Sometimes an agent can foist a service on a client from a less-than-the-best supplier. Usually, this happens when the agency has some sort of volume reward or exclusive deal with a few suppliers. I’ve seen it with airlines and hotels, but most consumers know what they want and can easily avoid those problems.

The main wrong-supplier problems I’ve seen have been with travel insurance. Often, an agency sells policies from only one or two suppliers, and those suppliers may not offer the best policies or prices for each client’s trip. As I’ve noted elsewhere, consumers should buy cancellation or medical insurance only from a supplier that waives the exemption for pre-existing medical conditions, and not all policies do that. Many travelers really need “any reason” cancellation insurance, offered by only a few companies. If travelers buy medical coverage, they should insist on primary medical—again, a feature not all the insurance companies provide. And agents may sell expensive “gold plated” policies with a lot of trivial coverages for minor risks.

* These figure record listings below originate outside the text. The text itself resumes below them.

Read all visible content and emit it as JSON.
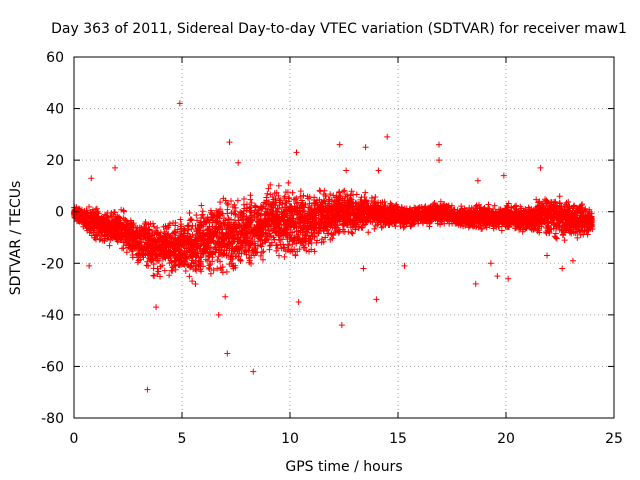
{
  "chart_data": {
    "type": "scatter",
    "title": "Day 363 of 2011, Sidereal Day-to-day VTEC variation (SDTVAR) for receiver maw1",
    "xlabel": "GPS time / hours",
    "ylabel": "SDTVAR / TECUs",
    "xlim": [
      0,
      25
    ],
    "ylim": [
      -80,
      60
    ],
    "x_ticks": [
      0,
      5,
      10,
      15,
      20,
      25
    ],
    "y_ticks": [
      -80,
      -60,
      -40,
      -20,
      0,
      20,
      40,
      60
    ],
    "grid": true,
    "marker": "+",
    "color": "#ff0000",
    "band": [
      [
        0.0,
        -4,
        3
      ],
      [
        0.5,
        -9,
        4
      ],
      [
        1.0,
        -12,
        3
      ],
      [
        1.5,
        -14,
        2
      ],
      [
        2.0,
        -15,
        2
      ],
      [
        2.5,
        -17,
        0
      ],
      [
        3.0,
        -22,
        0
      ],
      [
        3.5,
        -25,
        0
      ],
      [
        4.0,
        -27,
        -1
      ],
      [
        4.5,
        -27,
        0
      ],
      [
        5.0,
        -28,
        1
      ],
      [
        5.5,
        -29,
        3
      ],
      [
        6.0,
        -28,
        6
      ],
      [
        6.5,
        -27,
        8
      ],
      [
        7.0,
        -27,
        9
      ],
      [
        7.5,
        -27,
        8
      ],
      [
        8.0,
        -24,
        9
      ],
      [
        8.5,
        -22,
        10
      ],
      [
        9.0,
        -21,
        12
      ],
      [
        9.5,
        -21,
        13
      ],
      [
        10.0,
        -20,
        13
      ],
      [
        10.5,
        -19,
        12
      ],
      [
        11.0,
        -17,
        10
      ],
      [
        11.5,
        -15,
        12
      ],
      [
        12.0,
        -13,
        11
      ],
      [
        12.5,
        -11,
        11
      ],
      [
        13.0,
        -10,
        9
      ],
      [
        13.5,
        -9,
        8
      ],
      [
        14.0,
        -8,
        7
      ],
      [
        14.5,
        -8,
        5
      ],
      [
        15.0,
        -7,
        4
      ],
      [
        15.5,
        -7,
        3
      ],
      [
        16.0,
        -6,
        3
      ],
      [
        16.5,
        -6,
        4
      ],
      [
        17.0,
        -6,
        5
      ],
      [
        17.5,
        -6,
        3
      ],
      [
        18.0,
        -7,
        3
      ],
      [
        18.5,
        -7,
        3
      ],
      [
        19.0,
        -8,
        4
      ],
      [
        19.5,
        -8,
        3
      ],
      [
        20.0,
        -9,
        5
      ],
      [
        20.5,
        -9,
        4
      ],
      [
        21.0,
        -10,
        3
      ],
      [
        21.5,
        -10,
        7
      ],
      [
        22.0,
        -12,
        8
      ],
      [
        22.5,
        -12,
        8
      ],
      [
        23.0,
        -13,
        6
      ],
      [
        23.5,
        -11,
        4
      ],
      [
        24.0,
        -9,
        2
      ]
    ],
    "outliers": [
      [
        4.9,
        42
      ],
      [
        14.5,
        29
      ],
      [
        7.2,
        27
      ],
      [
        12.3,
        26
      ],
      [
        16.9,
        26
      ],
      [
        13.5,
        25
      ],
      [
        10.3,
        23
      ],
      [
        7.6,
        19
      ],
      [
        16.9,
        20
      ],
      [
        1.9,
        17
      ],
      [
        21.6,
        17
      ],
      [
        14.1,
        16
      ],
      [
        12.6,
        16
      ],
      [
        0.8,
        13
      ],
      [
        19.9,
        14
      ],
      [
        18.7,
        12
      ],
      [
        3.4,
        -69
      ],
      [
        8.3,
        -62
      ],
      [
        7.1,
        -55
      ],
      [
        6.7,
        -40
      ],
      [
        12.4,
        -44
      ],
      [
        10.4,
        -35
      ],
      [
        14.0,
        -34
      ],
      [
        3.8,
        -37
      ],
      [
        7.0,
        -33
      ],
      [
        18.6,
        -28
      ],
      [
        19.6,
        -25
      ],
      [
        20.1,
        -26
      ],
      [
        0.7,
        -21
      ],
      [
        13.4,
        -22
      ],
      [
        22.6,
        -22
      ],
      [
        15.3,
        -21
      ],
      [
        23.1,
        -19
      ],
      [
        21.9,
        -17
      ],
      [
        19.3,
        -20
      ]
    ]
  }
}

What’s Easy, Not What’s Right

Agents may sometimes select a travel product because it’s easy to sell or arrange rather than because it’s in the client’s best interest:

  • Probably the most frequent such instance is selling an expensive railpass to a traveler heading to Europe who would be better off buying individual by-the-trip tickets. Because railpasses are promoted so vigorously for rail travel in Europe, many travelers don’t realize that a pass is not always the least expensive way to go. The suppliers have been complicit in this problem by pushing their packaged products. “Quick, easy, and profitable” sounds more enticing to an agent than hours of drudgery.
  • Also, some agents rely totally on their industry-only “GDS” computer systems for every service they sell. Those agents fail to find some of the very good deals that are available only on the Internet.

Dealing With an Agency

If you’re considering working with a travel agency, your first challenge is finding one that’s right for you. As I’ve noted before, this isn’t always easy. Referral from a friend or colleague remains the best way to locate the right agency. Once you start dealing with an agency:

  • Set the ground rules with the agency well before you start arranging a trip. That means specifying just how the agent expects you to pay and cases when the agency adds markups and when it doesn’t. The agency should be willing to show you what it actually pays for any trip component and to disclose any overrides or other rebates it might receive.
  • Tell the agency about any suppliers you especially prefer. If you like extra legroom, for example, tell the agency you want to fly JetBlue whenever you can, even if the agency has a deal with some other line. Tell the agency about whichever loyalty programs are most important to you. And make sure the agency knows what kind of travel insurance you want under which circumstances.
  • Let the agency know when, and under what circumstances, you’ll need flexible and refundable options and when you’ll accept highly restricted or nonrefundable options. For hotels or rental cars, an agency working on a fee basis should be willing to buy from Hotwire or Priceline if that’s your preference.
  • Let the agency know if you’d like it to notify you of any special deals it receives for specific destinations you’d like to visit or cruises you might like to take.

Mostly Good Folks

I want to reemphasize that the serious problems I’ve noted with travel agencies are rare. I’ve personally never known a dishonest or less-than-professional travel agent or agency. The ones I’ve worked with were dedicated, trained professionals who treated their clients as any other competent professional would. If you think that kind of agent can help you, give one a try.